Juliana Lopes, diretora executiva do CDP Latin America, explica que muitas empresas passaram a adotar a precificação interna de carbono para conhecer o impacto direto dos riscos das mudanças climáticas no seu planejamento, investimentos e lucros. “Essa prática está alinhada à recomendação da Task Force on Climate-Financial Related Disclosures (TCFD) em relação à gestão de riscos e tomada de decisões de investimento, que considera diferentes impactos climáticos”, completa.

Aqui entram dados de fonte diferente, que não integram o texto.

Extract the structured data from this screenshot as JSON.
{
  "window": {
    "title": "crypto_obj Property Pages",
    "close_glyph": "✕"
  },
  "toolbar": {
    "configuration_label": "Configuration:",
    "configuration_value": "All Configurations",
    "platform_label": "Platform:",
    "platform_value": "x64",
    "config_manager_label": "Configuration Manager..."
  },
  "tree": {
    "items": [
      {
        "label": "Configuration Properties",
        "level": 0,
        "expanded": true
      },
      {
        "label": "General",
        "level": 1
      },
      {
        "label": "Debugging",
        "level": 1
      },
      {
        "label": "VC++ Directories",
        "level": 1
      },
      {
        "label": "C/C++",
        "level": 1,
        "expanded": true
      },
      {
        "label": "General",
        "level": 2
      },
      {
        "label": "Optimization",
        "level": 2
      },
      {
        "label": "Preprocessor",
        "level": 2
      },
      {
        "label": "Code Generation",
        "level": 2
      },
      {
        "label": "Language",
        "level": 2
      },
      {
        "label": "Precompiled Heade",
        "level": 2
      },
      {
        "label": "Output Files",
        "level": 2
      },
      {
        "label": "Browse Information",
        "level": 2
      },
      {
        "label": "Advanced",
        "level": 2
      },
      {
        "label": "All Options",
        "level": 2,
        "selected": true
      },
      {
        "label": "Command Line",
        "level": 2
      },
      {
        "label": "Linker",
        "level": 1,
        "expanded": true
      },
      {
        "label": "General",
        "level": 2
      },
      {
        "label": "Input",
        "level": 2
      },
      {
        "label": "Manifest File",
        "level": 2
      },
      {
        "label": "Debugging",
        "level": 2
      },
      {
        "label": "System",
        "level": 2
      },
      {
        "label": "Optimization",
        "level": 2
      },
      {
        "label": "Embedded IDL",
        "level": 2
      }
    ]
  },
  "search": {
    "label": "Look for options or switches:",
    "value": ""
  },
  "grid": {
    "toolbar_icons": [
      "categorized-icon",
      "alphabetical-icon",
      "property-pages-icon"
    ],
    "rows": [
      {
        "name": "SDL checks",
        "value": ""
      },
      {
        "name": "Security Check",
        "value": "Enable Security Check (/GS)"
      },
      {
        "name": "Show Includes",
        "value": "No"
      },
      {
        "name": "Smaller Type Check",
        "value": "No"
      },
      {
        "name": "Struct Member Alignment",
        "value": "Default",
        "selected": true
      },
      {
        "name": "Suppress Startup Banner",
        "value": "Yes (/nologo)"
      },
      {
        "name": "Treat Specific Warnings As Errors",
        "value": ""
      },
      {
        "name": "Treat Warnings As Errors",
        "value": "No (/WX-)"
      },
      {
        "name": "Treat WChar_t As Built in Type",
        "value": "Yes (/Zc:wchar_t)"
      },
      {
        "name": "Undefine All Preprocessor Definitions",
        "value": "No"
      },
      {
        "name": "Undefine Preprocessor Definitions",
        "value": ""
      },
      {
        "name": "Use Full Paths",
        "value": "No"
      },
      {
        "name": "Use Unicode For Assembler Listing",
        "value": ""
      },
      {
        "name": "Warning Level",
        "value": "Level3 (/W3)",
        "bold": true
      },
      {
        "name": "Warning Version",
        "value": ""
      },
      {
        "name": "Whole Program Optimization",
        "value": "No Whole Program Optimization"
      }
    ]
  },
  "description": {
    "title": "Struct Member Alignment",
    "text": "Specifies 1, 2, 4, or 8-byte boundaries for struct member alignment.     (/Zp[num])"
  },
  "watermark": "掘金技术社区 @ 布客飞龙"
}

A TCFD é uma iniciativa do Financial Stability Board, instituição integrada por presidentes dos bancos centrais, ministros de economia e finanças dos países do G-20, e dirigentes de instituições multilaterais, como o FMI e o Banco Mundial.

Uma das recomendações da FEBRABAN aos seus bancos associados é usar ferramentas que simulem o impacto de uma eventual precificação de carbono nos resultados de empresas – como o https://invesciente.com.br/ ou outras a serem desenvolvidas – as quais ajudarão as instituições financeiras a analisar seus portfólios de investimentos e financiamento frente aos riscos associados às mudanças climáticas.

Regulação e outras iniciativas
Vasconcelos destaca que a FEBRABAN faz parte do Comitê Consultivo do Ministério da Fazenda que estuda as possibilidades de implementação de um modelo de precificação e carbono em diferentes setores da economia brasileira. Além disso, o Banco Central, com suas resoluções 4.327 e 4.557, já indica a necessidade de incorporar a identificação e gerenciamento de riscos socioambientais à análise de risco nas instituições financeiras. No mesmo caminho, o Financial Stability Board (FSB) divulgou em agosto do ano passado as recomendações de sua força-tarefa para a identificação e divulgação de informações financeiras relacionadas às mudanças climáticas de maneira padronizada e transparente. As recomendações, que são de adoção voluntária, devem ser adotadas nos próximos anos por empresas financeiras (bancos, seguradoras, gestores de recursos e detentores de ativos, como fundos de pensão e de private equity), e empresas não financeiras, especialmente de setores intensivos em uso de recursos naturais, como energia, transportes, construção, agricultura, alimentos e produtos florestais.

“Para os bancos, os benefícios dessa adaptação aos seus procedimentos são inúmeros. Além do aumento na resiliência das carteiras de crédito a riscos sistêmicos atrelados às mudanças climáticas, elas vão se preparar de maneira antecipada a atender as agendas dos órgãos reguladores brasileiros e internacionais, que também estão engajados nesse esforço”, completou Mário Sérgio Vasconcelos.